The submission utilises insights from ANROWS research – Kungas’ trauma experiences and effects on behaviour in Central Australia (Bevis et al., 2020) – to address the incarceration of Aboriginal and Torres Strait Islander women with experiences of domestic and family violence for murder and manslaughter. It argues that sentencing decisions affecting Aboriginal and Torres Strait Islander women need to consider the links between trauma and imprisonment, and the high rates and complexity of trauma in Aboriginal and Torres Strait Islander communities. This submission also uses the report Transforming legal understandings of intimate partner violence (Tarrant et al., 2019) to highlight the impact social entrapment theory can make in understanding victim and survivor behaviour to better ensure justice.
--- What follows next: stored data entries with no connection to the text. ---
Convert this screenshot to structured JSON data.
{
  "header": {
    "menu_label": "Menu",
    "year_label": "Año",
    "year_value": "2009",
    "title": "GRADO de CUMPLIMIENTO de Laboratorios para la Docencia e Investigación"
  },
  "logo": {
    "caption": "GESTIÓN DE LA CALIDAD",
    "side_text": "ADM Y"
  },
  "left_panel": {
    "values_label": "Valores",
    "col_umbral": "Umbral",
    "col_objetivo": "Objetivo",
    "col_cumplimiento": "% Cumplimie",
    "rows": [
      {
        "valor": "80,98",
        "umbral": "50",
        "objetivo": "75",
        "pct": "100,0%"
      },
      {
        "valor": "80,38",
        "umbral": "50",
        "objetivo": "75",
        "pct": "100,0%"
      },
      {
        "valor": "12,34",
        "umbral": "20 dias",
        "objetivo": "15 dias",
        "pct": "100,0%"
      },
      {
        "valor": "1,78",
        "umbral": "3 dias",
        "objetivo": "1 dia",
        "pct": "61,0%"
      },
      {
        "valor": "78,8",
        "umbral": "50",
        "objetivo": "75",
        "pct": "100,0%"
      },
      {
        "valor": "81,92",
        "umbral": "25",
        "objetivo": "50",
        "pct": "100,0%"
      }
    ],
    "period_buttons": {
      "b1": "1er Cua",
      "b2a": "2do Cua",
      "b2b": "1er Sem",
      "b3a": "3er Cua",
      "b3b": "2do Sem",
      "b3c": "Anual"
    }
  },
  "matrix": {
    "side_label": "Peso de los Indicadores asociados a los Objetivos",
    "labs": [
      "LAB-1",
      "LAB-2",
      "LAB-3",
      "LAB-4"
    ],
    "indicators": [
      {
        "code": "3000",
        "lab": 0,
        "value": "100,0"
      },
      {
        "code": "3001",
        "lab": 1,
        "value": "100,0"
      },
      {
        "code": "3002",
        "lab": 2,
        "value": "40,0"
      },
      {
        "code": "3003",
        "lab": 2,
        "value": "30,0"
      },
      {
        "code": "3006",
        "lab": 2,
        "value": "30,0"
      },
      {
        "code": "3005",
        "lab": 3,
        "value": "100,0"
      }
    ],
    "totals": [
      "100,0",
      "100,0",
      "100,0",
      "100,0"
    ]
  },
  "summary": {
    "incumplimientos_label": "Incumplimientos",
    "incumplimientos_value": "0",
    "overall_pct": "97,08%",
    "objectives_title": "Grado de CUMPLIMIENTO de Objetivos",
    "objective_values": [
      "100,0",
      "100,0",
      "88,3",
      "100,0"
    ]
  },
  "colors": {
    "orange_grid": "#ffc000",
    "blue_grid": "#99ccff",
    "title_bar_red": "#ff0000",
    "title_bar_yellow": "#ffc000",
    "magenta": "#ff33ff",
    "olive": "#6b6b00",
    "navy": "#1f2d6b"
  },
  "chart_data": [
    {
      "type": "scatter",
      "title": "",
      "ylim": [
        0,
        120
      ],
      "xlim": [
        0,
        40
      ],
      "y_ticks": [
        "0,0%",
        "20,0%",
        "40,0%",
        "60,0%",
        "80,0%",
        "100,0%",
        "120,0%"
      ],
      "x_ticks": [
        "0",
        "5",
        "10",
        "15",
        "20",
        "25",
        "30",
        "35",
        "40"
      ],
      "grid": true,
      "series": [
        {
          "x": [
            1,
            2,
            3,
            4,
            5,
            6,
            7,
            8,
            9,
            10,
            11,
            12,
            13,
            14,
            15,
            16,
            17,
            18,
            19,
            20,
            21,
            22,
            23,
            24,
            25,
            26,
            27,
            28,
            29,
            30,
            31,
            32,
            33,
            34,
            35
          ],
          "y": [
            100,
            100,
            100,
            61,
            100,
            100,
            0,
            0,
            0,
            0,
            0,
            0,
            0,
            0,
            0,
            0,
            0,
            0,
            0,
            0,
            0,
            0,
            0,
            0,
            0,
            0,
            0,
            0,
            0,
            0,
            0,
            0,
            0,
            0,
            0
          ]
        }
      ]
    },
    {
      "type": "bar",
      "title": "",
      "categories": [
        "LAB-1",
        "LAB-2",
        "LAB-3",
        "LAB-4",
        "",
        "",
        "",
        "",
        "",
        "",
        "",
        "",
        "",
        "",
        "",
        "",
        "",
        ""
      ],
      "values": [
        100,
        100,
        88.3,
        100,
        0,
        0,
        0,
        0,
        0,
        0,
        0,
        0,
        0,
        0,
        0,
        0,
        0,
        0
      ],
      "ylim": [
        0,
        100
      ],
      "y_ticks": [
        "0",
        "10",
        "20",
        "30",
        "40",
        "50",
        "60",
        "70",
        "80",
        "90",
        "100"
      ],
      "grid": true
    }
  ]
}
This submission recommended:
- a wider view of community impact that better considers the role of community for Indigenous people, and the intergenerational impact on Indigenous children in the sentencing principles relating to domestic violence homicides, as well as culturally safe, trauma-informed alternatives to imprisonment for manslaughter for these offenders
- against mandatory minimum penalties for manslaughter and murder, including domestic or family violence homicides, that impact upon judges’ and magistrates’ broad discretion to consider the circumstances and background of an offender when it comes to sentencing
- judges have a feedback loop about the consequences of decisions based on factual matters, like the circumstances of defendants, to help render visible the impact upon entrenched intergenerational disadvantage
- the mandated use of a social entrapment theory-based framework in sentencing decisions relating to victims and survivors of DFV who use lethal force
- a review mechanism that tracks sentencing decisions relating to victims and survivors of DFV who use lethal force
- supporting the NSW Domestic Violence Review Team’s call for a holistic approach to addressing domestic violence homicide, encouraging the Sentencing Council to take up the issues within its remit relating to structural inequality and disadvantage, and improving terminology about domestic violence used in sentencing.
Suggested citation
Australia’s National Research Organisation for Women’s Safety. (2020). NSW Sentencing Council: Homicide consultation paper [Submission]. ANROWS.